Options and warrants are derivatives - that is, their value depends on the value of the share - so you'll need to have done your underlying analysis of the share's prospects before you start considering  buying the options. One of the most attractive - but equally the most dangerous - aspects of options  is that they can provide you with the ability to greatly leverage your money. With an options contract, you can - in effect - control a significant amount of stock with a relatively limited initial outlay (at least when compared to the cost involved with buying the stock outright).

Essentially an option is just what the name suggests - it is an option to buy or sell shares at a particular price, as if you said to a friend 'If you ever want to sell that car of yours, I'll give you five hundred quid for it.' Your friend doesn't have to sell you the car - but he can sell it to you at that price.

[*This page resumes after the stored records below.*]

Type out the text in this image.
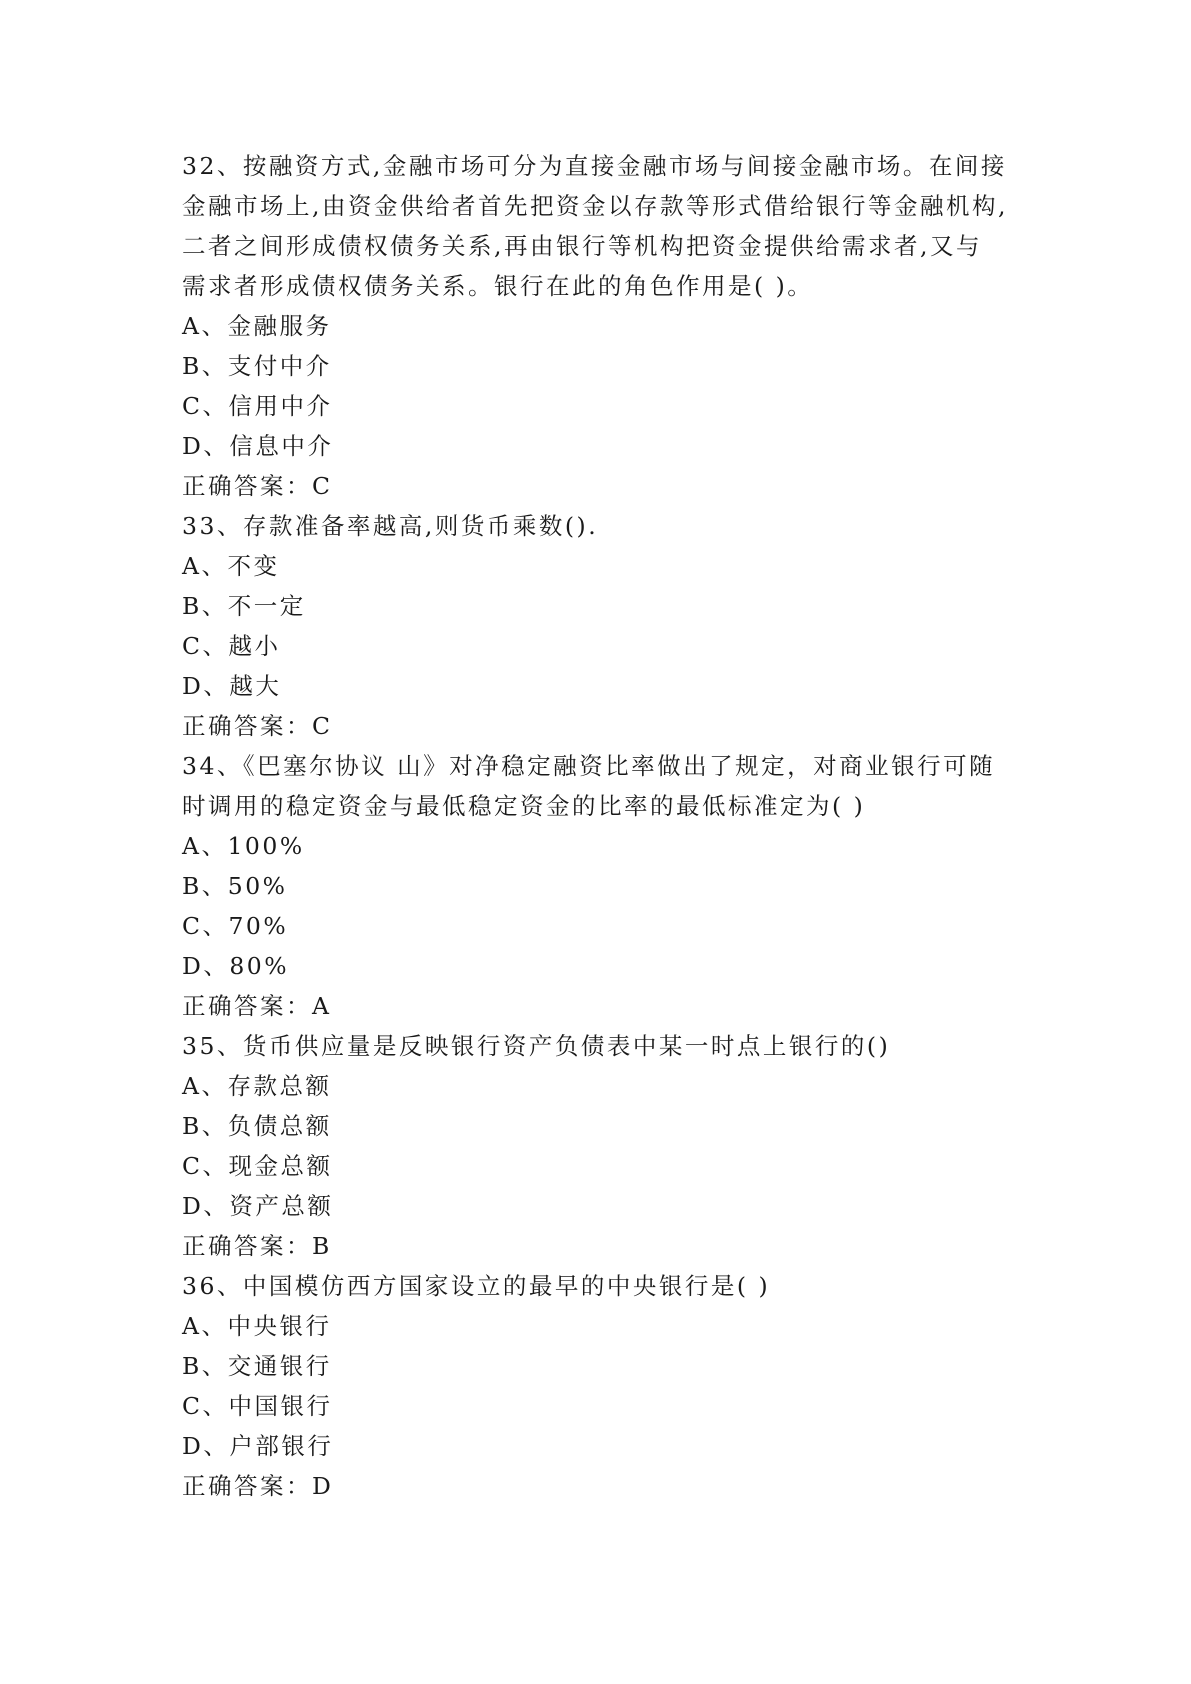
32、按融资方式,金融市场可分为直接金融市场与间接金融市场。在间接
金融市场上,由资金供给者首先把资金以存款等形式借给银行等金融机构,
二者之间形成债权债务关系,再由银行等机构把资金提供给需求者,又与
需求者形成债权债务关系。银行在此的角色作用是( )。
A、金融服务
B、支付中介
C、信用中介
D、信息中介
正确答案：C
33、存款准备率越高,则货币乘数().
A、不变
B、不一定
C、越小
D、越大
正确答案：C
34、《巴塞尔协议 山》对净稳定融资比率做出了规定，对商业银行可随
时调用的稳定资金与最低稳定资金的比率的最低标准定为( )
A、100%
B、50%
C、70%
D、80%
正确答案：A
35、货币供应量是反映银行资产负债表中某一时点上银行的()
A、存款总额
B、负债总额
C、现金总额
D、资产总额
正确答案：B
36、中国模仿西方国家设立的最早的中央银行是( )
A、中央银行
B、交通银行
C、中国银行
D、户部银行
正确答案：D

Yes, that's a childish example. But it's quite an important distinction between options and some other derivatives, such as futures, that you have the choice, and can let the option lapse. With futures, you don't have the choice - you have to exercise them. Traded options give you a third choice - as well as exercising the option (buying the shares), or letting it expire, you can trade it on the market. You can have a call or put option - a call gives you the right to buy the shares at a given price, a put gives you the right to sell them at that particular price. (In fact, very few traded options are ever exercised - that's not what they're there for.)

Traded options are available on LIFFE (the London International Financial Futures and Options Exchange), now part of NYSE Euronext. Be warned that a lot of regular online stockbrokers don't offer options trading, so you may need to find a specialised broker.